Unfortunately, td_thrinfo_t.ti_state claims the thread is TD_THR_ACTIVE.
Turns out the set of states td_thr_get_info returns isn't very
complete:

 td_thr_get_info ()
 {
   if ((((int) (uintptr_t) cancelhandling) & EXITING_BITMASK) == 0)
     /* XXX For now there is no way to get more information.  */
     infop->ti_state = TD_THR_ACTIVE;
   else if ((((int) (uintptr_t) cancelhandling) & TERMINATED_BITMASK) == 0)
     infop->ti_state = TD_THR_ZOMBIE;
   else
     infop->ti_state = TD_THR_UNKNOWN;
Comment 1 Pedro Alves 2014-12-12 18:06:40 UTC
I'll add a special case to GDB: ignore threads with ti_lid == -1.
Comment 2 Pedro Alves 2014-12-16 14:41:52 UTC
I've investigated this some more.

I noticed that the thread's state is not actually TD_THR_ACTIVE just after the thread is joined, before the thread is removed from the thread list, here,
in the code I pasted before:

nptl/pthread_join.c:
pthread_join ()
{
...
  if (__glibc_likely (result == 0))
    {
      /* We mark the thread as terminated and as joined.  */
      pd->tid = -1;
...
     /* Free the TCB.  */
      __free_tcb (pd);
    }


But, I _am_ seeing TD_THR_ACTIVE threads with pd->tid == -1.
Turns out that nothing in __free_tcb clears pd->tid.  So later on, when a new thread reuses the old thread's tcb/stack, the new thread will start out with tid==-1 (reused from the old thread), up until the kernel actually starts the new clone and fills in tid (CLONE_CHILD_SETTID), and it's _that_ thread that has TD_THR_ACTIVE state.  I don't think a new state for when the thread is already listed in the thread list but doesn't have a kernel clone associated yet could help here, as a debugger can always attach between glibc changing the thread state and the kernel filling in the clone's tid.

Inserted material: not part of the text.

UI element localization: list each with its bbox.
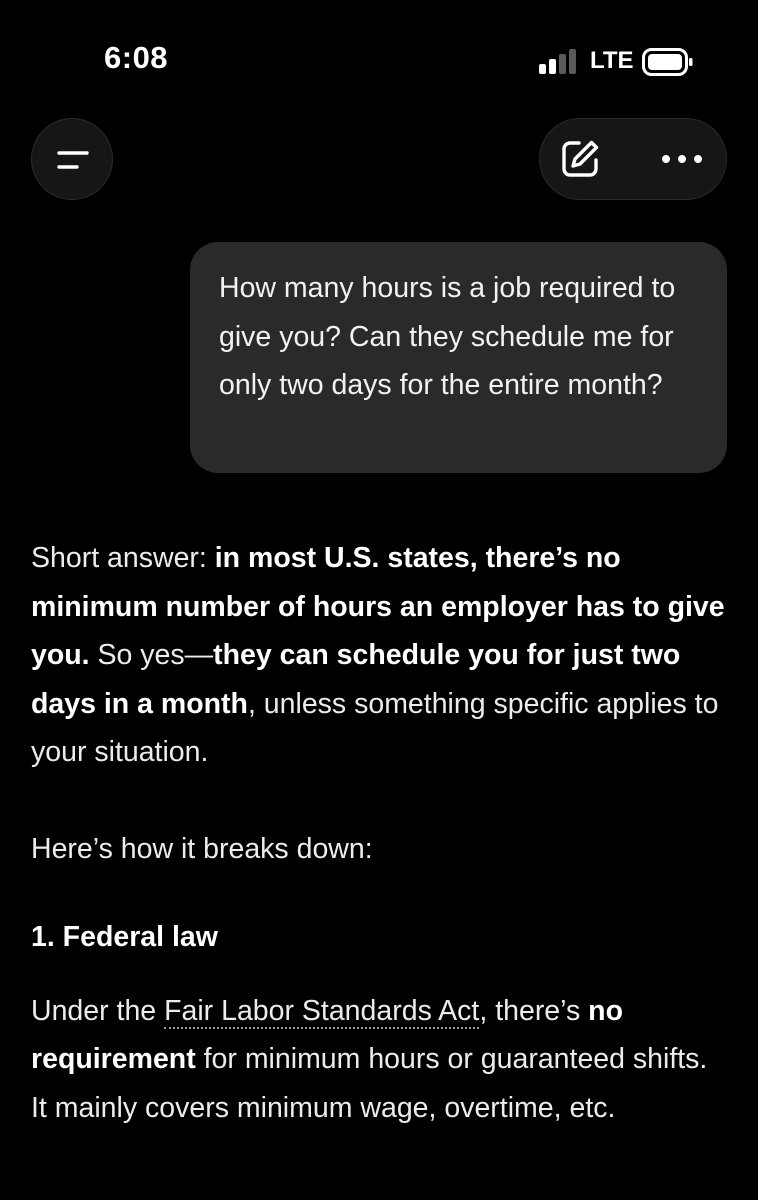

This made me wonder what happens if a detached thread's tcb/stack is reused.  Or, if a new stack is allocated for a new thread, instead of reused, and gdb lists threads before the kernel spawns the new clone.  In that case, the thread's tid field starts out as 0.  So I thought that just like GDB can see threads with tid=-1, it should also find them with tid=0 as well.  But, turns out it doesn't, because nptl_db/td_thr_get_info.c:td_thr_get_info has this:

  /* Initialization which are the same in both cases.  */
  infop->ti_ta_p = th->th_ta_p;
  infop->ti_lid = tid == 0 ? ps_getpid (th->th_ta_p->ph) : (uintptr_t) tid;
                  ^^^^^^^^^^^^^^^^^^^^^^^^^^^^^^^^^^^^^^
  infop->ti_traceme = report_events != 0;

Eh.  So ti_lid (same as pd->tid inside the inferior) is never returned as zero.  Instead, for threads that are just being created, GDB is told that their kernel thread ID is the overall thread group id.  But this is wrong.  This can well confuse GDB if it decides to refresh its own thread's state cache (given NPTL's 1:1 model, gdb only keeps track of threads by their kernel ID...)

(I'm guessing that the intent here was that tid == 0 indicates that that this is the main thread and the pthread library isn't fully initialized yet, and so the tgid would be correct.)